DOSYASINDA İŞBİRLİĞİ VAR

Buluşmada, TKP Genel Sekreteri Kemal Okuyan da Canel’e “hoş geldin” konuşması yaptı. Okuyan, Küba’yı ilk olarak 29 yıl önce ziyaret ettiğini hatırlattıktan sonra şunları söyledi:

“Herkes Küba denilince devrim dönemini hatırlıyor. Oysa 1991 sonrası Küba’nın varoluş mücadelesi, en az devrim dönemi kadar değerli. Bu mücadeleyi nasıl bir kararlılıkla yönettiklerini, Küba halkını bağımsızlık ve sosyalizm yolunda tutmaya çalıştıklarını defalarca gözlerimle gördüm. Küba devriminin bütün insanlıkta uyandırdığı iyimser romantizmin dışında çok zorlu bir mücadele içinde olduğunu görüyoruz. Bu mücadelede bize düşen, Küba devrimini ve halkını anlamak, bu mücadelenin siyasi bir mücadele olmasının dışında ahlaki bir mücadele olduğunu kavramak. Biz, Küba’nın Türkiye’deki dostları olarak, bugün Küba’ya karşı yürütülen ambargoya karşı mücadeleyi, üzerimize düşen en temel görev sayıyoruz. Bunun için elimizden geleni yapacağız.”
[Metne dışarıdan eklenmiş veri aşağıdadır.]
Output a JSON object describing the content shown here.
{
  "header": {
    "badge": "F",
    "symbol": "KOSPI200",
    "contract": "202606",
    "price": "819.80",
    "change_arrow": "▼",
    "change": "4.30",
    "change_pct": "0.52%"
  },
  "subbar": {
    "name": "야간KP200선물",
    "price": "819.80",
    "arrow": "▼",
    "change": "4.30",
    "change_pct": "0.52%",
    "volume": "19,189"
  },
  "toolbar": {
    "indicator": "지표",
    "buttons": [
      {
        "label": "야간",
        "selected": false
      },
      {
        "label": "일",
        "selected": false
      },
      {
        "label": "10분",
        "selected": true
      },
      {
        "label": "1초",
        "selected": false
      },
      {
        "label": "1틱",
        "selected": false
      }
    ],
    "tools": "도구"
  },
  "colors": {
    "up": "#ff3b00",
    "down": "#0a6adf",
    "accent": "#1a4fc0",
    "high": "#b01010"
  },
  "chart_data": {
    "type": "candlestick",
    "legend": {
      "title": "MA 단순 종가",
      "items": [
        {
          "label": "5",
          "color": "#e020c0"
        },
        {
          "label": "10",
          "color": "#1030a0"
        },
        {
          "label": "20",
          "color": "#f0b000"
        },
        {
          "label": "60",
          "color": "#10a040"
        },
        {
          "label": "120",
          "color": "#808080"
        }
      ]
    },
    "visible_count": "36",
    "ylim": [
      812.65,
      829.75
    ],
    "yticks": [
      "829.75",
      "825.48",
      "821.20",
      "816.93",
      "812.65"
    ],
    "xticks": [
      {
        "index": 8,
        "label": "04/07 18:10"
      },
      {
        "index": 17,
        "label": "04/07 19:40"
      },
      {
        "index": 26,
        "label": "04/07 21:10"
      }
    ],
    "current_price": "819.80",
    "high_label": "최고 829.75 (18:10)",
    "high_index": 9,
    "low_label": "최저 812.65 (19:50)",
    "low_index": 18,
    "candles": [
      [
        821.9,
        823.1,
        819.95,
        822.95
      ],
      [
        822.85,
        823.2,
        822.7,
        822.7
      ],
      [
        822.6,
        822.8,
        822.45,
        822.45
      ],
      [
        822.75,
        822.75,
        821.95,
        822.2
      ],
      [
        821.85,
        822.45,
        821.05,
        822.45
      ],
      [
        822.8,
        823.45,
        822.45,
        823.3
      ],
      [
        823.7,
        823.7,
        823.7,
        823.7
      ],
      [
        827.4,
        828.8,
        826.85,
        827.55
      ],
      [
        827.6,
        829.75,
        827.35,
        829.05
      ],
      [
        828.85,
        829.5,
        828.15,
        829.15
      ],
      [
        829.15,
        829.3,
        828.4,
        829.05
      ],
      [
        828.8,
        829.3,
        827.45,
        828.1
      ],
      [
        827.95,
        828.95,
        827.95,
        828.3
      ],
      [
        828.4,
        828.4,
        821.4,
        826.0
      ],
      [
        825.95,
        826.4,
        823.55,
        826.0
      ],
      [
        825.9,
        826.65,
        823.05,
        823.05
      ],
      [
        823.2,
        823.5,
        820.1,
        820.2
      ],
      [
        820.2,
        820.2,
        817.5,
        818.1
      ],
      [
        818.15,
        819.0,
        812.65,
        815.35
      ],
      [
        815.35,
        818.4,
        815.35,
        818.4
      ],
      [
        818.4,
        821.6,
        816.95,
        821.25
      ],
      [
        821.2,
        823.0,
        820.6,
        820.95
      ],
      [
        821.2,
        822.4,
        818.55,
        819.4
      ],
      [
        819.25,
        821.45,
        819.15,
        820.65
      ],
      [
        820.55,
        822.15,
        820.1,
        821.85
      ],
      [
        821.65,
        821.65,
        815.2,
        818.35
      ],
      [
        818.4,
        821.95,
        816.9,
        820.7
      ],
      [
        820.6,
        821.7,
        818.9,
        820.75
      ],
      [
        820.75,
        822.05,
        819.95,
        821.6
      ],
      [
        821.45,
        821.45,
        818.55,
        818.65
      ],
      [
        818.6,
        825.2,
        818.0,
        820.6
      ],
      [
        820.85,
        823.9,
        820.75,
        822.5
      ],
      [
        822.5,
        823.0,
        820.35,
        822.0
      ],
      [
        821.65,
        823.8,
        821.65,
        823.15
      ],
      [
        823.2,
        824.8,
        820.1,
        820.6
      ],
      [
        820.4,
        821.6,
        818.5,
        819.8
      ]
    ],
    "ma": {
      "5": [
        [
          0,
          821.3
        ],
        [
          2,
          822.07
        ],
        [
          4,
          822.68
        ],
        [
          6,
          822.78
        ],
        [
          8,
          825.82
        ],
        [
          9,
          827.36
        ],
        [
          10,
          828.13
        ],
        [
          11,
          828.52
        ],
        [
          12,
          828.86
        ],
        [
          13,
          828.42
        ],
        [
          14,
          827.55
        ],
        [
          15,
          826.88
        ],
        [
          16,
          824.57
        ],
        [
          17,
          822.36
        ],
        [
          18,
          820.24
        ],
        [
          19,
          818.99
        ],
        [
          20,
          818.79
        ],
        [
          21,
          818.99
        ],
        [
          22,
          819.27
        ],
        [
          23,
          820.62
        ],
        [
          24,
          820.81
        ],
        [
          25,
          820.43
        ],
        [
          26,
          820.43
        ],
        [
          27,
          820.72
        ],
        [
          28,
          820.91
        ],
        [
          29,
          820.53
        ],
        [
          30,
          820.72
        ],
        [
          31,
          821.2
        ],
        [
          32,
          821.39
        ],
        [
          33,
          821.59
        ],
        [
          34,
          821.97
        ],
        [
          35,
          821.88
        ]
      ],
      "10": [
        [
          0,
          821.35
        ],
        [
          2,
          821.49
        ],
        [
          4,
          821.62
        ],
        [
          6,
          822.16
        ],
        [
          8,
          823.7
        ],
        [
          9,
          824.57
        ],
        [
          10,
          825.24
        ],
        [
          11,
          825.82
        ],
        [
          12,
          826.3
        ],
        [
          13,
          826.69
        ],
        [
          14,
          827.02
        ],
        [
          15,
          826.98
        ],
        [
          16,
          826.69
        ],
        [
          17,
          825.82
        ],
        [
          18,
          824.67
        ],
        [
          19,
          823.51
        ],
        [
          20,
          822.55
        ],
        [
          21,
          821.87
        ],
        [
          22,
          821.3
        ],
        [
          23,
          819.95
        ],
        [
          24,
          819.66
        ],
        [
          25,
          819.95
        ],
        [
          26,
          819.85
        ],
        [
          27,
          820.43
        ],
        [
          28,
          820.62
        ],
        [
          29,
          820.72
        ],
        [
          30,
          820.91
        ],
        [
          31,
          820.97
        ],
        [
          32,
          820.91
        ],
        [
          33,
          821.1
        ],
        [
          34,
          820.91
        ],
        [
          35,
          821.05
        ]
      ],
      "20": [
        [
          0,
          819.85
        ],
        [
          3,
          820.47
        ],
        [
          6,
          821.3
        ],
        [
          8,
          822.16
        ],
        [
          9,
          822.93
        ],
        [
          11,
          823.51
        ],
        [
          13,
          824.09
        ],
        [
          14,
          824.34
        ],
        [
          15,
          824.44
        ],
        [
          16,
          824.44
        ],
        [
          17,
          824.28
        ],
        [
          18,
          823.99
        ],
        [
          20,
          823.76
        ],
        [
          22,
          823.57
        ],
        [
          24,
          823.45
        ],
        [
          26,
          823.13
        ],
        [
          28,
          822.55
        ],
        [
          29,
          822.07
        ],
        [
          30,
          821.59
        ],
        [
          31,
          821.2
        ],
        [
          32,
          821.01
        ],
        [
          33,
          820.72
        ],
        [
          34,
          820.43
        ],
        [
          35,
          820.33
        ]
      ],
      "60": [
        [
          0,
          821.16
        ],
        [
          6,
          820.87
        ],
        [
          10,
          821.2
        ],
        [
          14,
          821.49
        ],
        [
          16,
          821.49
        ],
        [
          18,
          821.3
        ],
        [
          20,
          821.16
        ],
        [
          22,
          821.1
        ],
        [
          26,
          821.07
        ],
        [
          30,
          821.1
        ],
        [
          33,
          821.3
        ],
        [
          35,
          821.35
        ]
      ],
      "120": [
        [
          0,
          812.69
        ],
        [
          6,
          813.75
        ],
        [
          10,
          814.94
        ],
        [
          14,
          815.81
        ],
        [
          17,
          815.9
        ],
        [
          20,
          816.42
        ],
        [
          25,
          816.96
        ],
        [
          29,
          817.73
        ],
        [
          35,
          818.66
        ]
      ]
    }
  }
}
Okuyan, Miguel Diaz-Canel’E Küba Komünist Partisi’nin yayın organı Granma’nın Türkçe versiyonunun seramiğe basılmış halini ve Raul Castro’nun Türkçe biyografisini ve kendi kitaplarını hediye etti.

Rusya’dan sonra Türkiye’ye gelen Canel’in dosyasında, Türkiye ile kurulacak ekonomik ve enerji iş birliği olduğu öğrenildi. Canel’in, Türkiye’den sonra Çin’i de ziyaret etmesi bekleniyor.